The Kennedy Round trade talks were in a state of crisis tonight (Tuesday), but an official statement declared agreement was still possible.
The Kennedy Round trade talks were in a state of crisis tonight (Tuesday), but an official statement declared agreement was still possible. After four years of bargaining by 54 nations, aimed at mutual tariff cuts, the principal protagonists decided to give up the negotiations unless they succeeded by next Sunday (May 14).
The long drawn out talks on agricultural and industrial tariffs have been brought to a halt primarily because of differences between the United States and the European Common Market.
Despite an intensive overnight bargaining session, these two failed to make headway on either of the two main problems facing them - grains and chemicals.

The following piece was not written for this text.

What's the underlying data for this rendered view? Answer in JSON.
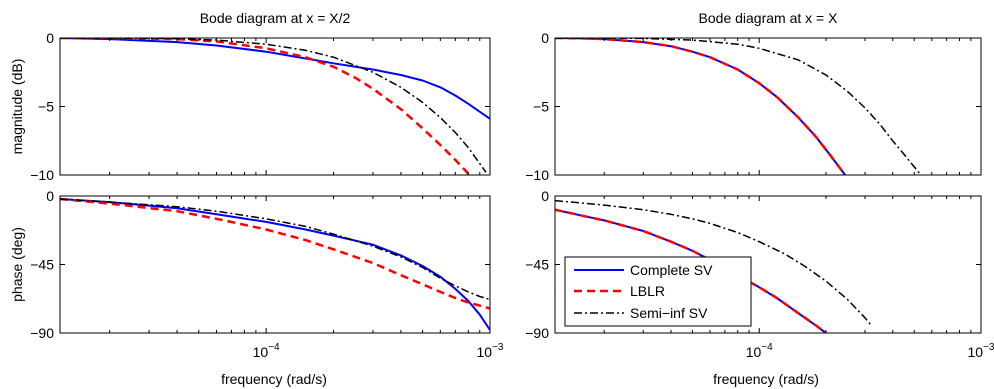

During the day, the chief American negotiator, Mr. William Roth, let it be known that he was ready to quit the talks unless something was done to meet the American demands. But later a U.S. spokes man said both Mr. Roth and his negotiating partner, Mr. W. Michael Blumenthal, would remain in Geneva.
In Washington, the State Department said that Secretary of State Dean Rusk and other Cabinet officials were ready to fly to Geneva if a foreign ministers' meeting were necessary to achieve agreement.
The chief Common Market negotiator, M. Jean Rey, was returning to Brussels tonight to put the position before the Market's Council of Ministers.